Now, the Supreme Court will decide. If the court holds that the Fourth Amendment’s warrant requirement does not apply to the use of geofences to obtain location data, it could greenlight mass surveillance on an enormous scale. The government could require tech companies to turn over location data, enabling it to surveil protesters, members of dissenting groups, and even the press.

A direct threat to journalists and sources

For journalists, the threat of their location data landing in the government’s hands is real. As our digital security training team at Freedom of the Press Foundation (FPF) explains:

“Consider a sensitive story in which you are meeting a high-risk, anonymous source in person. Your adversaries could use location data to determine that you and the source were in the same spot at the same time, leading to the possible exposure of the source’s identity.

“Or perhaps you need to visit a particular location (e.g., a government building) that could put a given department or agency on notice that you are investigating them, in turn making the reporting process more challenging.”

Geofence warrants could easily expose confidential sources or tip off powerful government institutions that a reporter is investigating them. A single geofence warrant centered on a newsroom, for instance, could reveal everyone who’s visited, from whistleblowers to workers.

Even reporters who take precautions, like meeting sources in neutral locations, might not be safe. A geofence warrant could place them within yards of each other in the same parking garage or cafe, revealing their connection.

Holding that the Fourth Amendment applies to geofence warrants would prevent some of these abuses. Under the Fourth Amendment, courts must only approve warrants if there’s probable cause, which is unlikely to exist in fishing expeditions targeting journalists to uncover their confidential sources.

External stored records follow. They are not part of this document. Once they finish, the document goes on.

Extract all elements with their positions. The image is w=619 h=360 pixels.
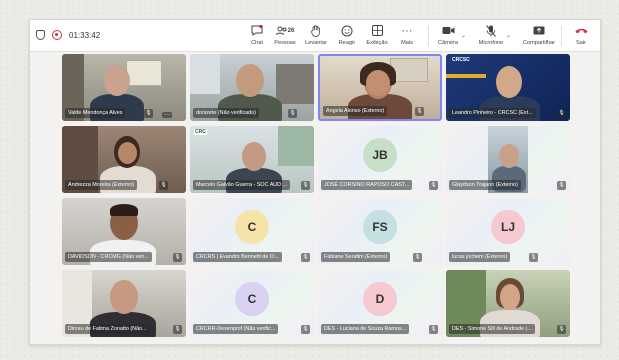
participant-tile[interactable]: Andrezza Moreira (Externo) 🎙: [62, 126, 186, 193]
share-icon: [522, 23, 556, 38]
participant-tile[interactable]: DAVIDSON - CRCMG (Não veri... 🎙: [62, 198, 186, 265]
more-button[interactable]: ··· Mais: [392, 23, 422, 47]
mic-muted-icon: 🎙: [159, 181, 168, 190]
participant-tile[interactable]: CRCSC Leandro Pinheiro - CRCSC (Ext... 🎙: [446, 54, 570, 121]
mic-muted-icon: 🎙: [557, 109, 566, 118]
mic-muted-icon: 🎙: [557, 181, 566, 190]
mic-muted-icon: 🎙: [415, 107, 424, 116]
avatar: C: [235, 210, 269, 244]
hand-icon: [301, 23, 331, 38]
participant-tile[interactable]: C CRCRS | Evandro Bennetti de O... 🎙: [190, 198, 314, 265]
participant-tile-active-speaker[interactable]: Angela Alonso (Externo) 🎙: [318, 54, 442, 121]
mic-muted-icon: 🎙: [429, 181, 438, 190]
hang-up-icon: [566, 23, 596, 38]
mic-muted-icon: 🎙: [301, 181, 310, 190]
mic-off-icon: [476, 23, 506, 38]
participant-tile[interactable]: Glaydson Trajano (Externo) 🎙: [446, 126, 570, 193]
avatar: JB: [363, 138, 397, 172]
participant-tile[interactable]: JB JOSÉ CORSINO RAPOSO CAST... 🎙: [318, 126, 442, 193]
raise-hand-button[interactable]: Levantar: [301, 23, 331, 46]
mic-muted-icon: 🎙: [301, 253, 310, 262]
crcsc-logo: CRCSC: [452, 57, 470, 63]
toolbar-divider: [561, 26, 562, 46]
chat-icon: [242, 23, 272, 38]
chat-button[interactable]: Chat: [242, 23, 272, 46]
participant-tile[interactable]: Valde Mendonça Alves 🎙 ···: [62, 54, 186, 121]
toolbar-divider: [428, 26, 429, 46]
people-button[interactable]: 26 Pessoas: [270, 23, 300, 46]
participant-tile[interactable]: DES - Simone Sill de Andrade (... 🎙: [446, 270, 570, 337]
participant-grid: Valde Mendonça Alves 🎙 ··· donizete (Não…: [58, 53, 575, 341]
teams-meeting-window: 01:33:42 Chat 26 Pessoas Levantar Reagir…: [29, 19, 601, 345]
mic-muted-icon: 🎙: [288, 109, 297, 118]
mic-muted-icon: 🎙: [429, 325, 438, 334]
grid-view-icon: [362, 23, 392, 38]
meeting-toolbar: 01:33:42 Chat 26 Pessoas Levantar Reagir…: [30, 20, 600, 52]
meeting-timer: 01:33:42: [69, 30, 101, 40]
participant-tile[interactable]: Dirceu de Fatima Zonatto (Não... 🎙: [62, 270, 186, 337]
mic-muted-icon: 🎙: [173, 325, 182, 334]
participant-tile[interactable]: D DES - Luciana de Souza Ramos... 🎙: [318, 270, 442, 337]
crc-logo: CRC: [194, 129, 207, 135]
microphone-button[interactable]: Microfone: [476, 23, 506, 46]
mic-muted-icon: 🎙: [557, 325, 566, 334]
mic-muted-icon: 🎙: [144, 109, 153, 118]
ellipsis-icon[interactable]: ···: [162, 112, 172, 118]
mic-muted-icon: 🎙: [413, 253, 422, 262]
shield-icon[interactable]: [36, 30, 45, 40]
avatar: D: [363, 282, 397, 316]
mic-muted-icon: 🎙: [301, 325, 310, 334]
avatar: LJ: [491, 210, 525, 244]
mic-muted-icon: 🎙: [173, 253, 182, 262]
participant-tile[interactable]: C CRCRR-Desenprof (Não verific... 🎙: [190, 270, 314, 337]
mic-chevron-icon[interactable]: ⌄: [506, 32, 511, 39]
participant-tile[interactable]: LJ lucas jochem (Externo) 🎙: [446, 198, 570, 265]
participant-tile[interactable]: donizete (Não verificado) 🎙: [190, 54, 314, 121]
view-button[interactable]: Exibição: [362, 23, 392, 46]
recording-icon: [52, 30, 62, 40]
smiley-icon: [332, 23, 362, 38]
mic-muted-icon: 🎙: [529, 253, 538, 262]
react-button[interactable]: Reagir: [332, 23, 362, 46]
ellipsis-icon: ···: [401, 24, 413, 37]
share-button[interactable]: Compartilhar: [522, 23, 556, 46]
participant-tile[interactable]: FS Fabiane Serafim (Externo) 🎙: [318, 198, 442, 265]
participant-tile[interactable]: CRC Marcelo Galvão Guerra - SOC AUD ... …: [190, 126, 314, 193]
leave-button[interactable]: Sair: [566, 23, 596, 46]
camera-chevron-icon[interactable]: ⌄: [461, 32, 466, 39]
people-icon: 26: [270, 23, 300, 38]
avatar: C: [235, 282, 269, 316]
camera-icon: [433, 23, 463, 38]
avatar: FS: [363, 210, 397, 244]
camera-button[interactable]: Câmera: [433, 23, 463, 46]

Why this matters, even after Google’s changes

Google took an important step in 2023 by changing how it stores user location data and for how long, making it harder for the government to use geofence warrants. But these protections aren’t foolproof. Other location data collected by Google or other companies could be vulnerable to geofence warrants.

As a result, the court’s decision in Chatrie still matters, and journalists may still want to take steps to limit exposure of their location data.

The outcome of Chatrie also touches on a deeper Fourth Amendment issue that could reverberate beyond geofence warrants: the “third-party doctrine.” This decades-old legal rule says that people lose their reasonable expectation of privacy once they share information voluntarily with third parties, like a phone company or a bank.

The court has limited the third-party doctrine in recent years, most famously in its decision in Carpenter v. United States. But its ruling in Chatrie has the potential to swing the pendulum back toward less privacy. That could impact Fourth Amendment protections for all kinds of data shared with third parties, such as information stored in the cloud or sensitive searches.

Every journalist, source, and citizen should be paying attention and demanding greater privacy protections from the courts and from Congress. If privacy is restricted in this case, our First Amendment rights are too. The free press can’t exist in a surveillance state.